Cada vez que pasaba junto a un escaparate, comprobaba que no la estuvieran siguiendo. No es que se lo esperase, pero tampoco bajaba la guardia.

Al otro lado, algunos la miraban distraídamente, en algunos casos con curiosidad, pero en el fondo no la veían. Lo que les llamaba la atención era su aspecto, que les privaba de fijarse en sus rasgos distintivos.

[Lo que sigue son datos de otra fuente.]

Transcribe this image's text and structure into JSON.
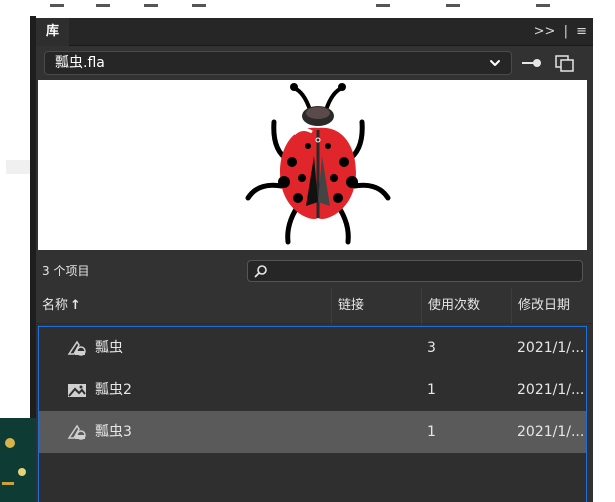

El uniforme, trabajado durante años, estaba calculado con el punto justo de malicia para que la gente que se fijaba en ella no fuera más allá del disfraz: pelo negro y lustroso hasta los hombros, flequillo, gafas de sol negras exageradamente grandes que escondían la mitad de su cara (y que de noche sustituía por otras, no menos exageradas, de cristales tintados, pese a tener una vista de diez sobre diez), vaqueros azules ajustados, botas de cuero hasta las rodillas, camiseta blanca o negra, sin sujetador, que dibujaba los pezones… En función del clima, disponía de dos chaquetas de cuero gastado: una de tipo blazer, beis, requisada hacía años del armario de François, con dobles bolsillos dentro y fuera, y una bomber negra de una tienda de segunda mano, con una docena de bolsillos. Las manos siempre tenían que estar fuera. Llevaba un cinturón, del que colgaba su cuchillo por detrás, y que ella sentía, invisible bajo la chaqueta; y dentro de la bota derecha, una pistola.

Marcó el código y cruzó la puerta. William estaba donde le había dejado, sentado en el coche aparcado.

—¿Ha pasado algo mientras estaba fuera? —preguntó ella.

—Música. Ruidos de cocina. Un soserío de narices.

Por la mañana, los dos habían seguido al Citroën hasta el café, y mientras Griffin y Jac desayunaban, Valentine había logrado poner un GPS por debajo del coche. Había sido simple rutina: primero fue a una panadería y compró unos cruasanes, luego bajó por la calle donde habían aparcado el Citroën, y justo al llegar a la altura del coche hizo ver que tropezaba y que se le caía el bolso. Al agacharse para recogerlo, tendió el brazo…
et voilà
, hecho.

El maldito aparato, sin embargo, solo les había ayudado a seguir el coche hasta un aparcamiento usado por un complejo de tiendas. Demasiadas tiendas. Había sido imposible saber en cuál entraban y qué compraban.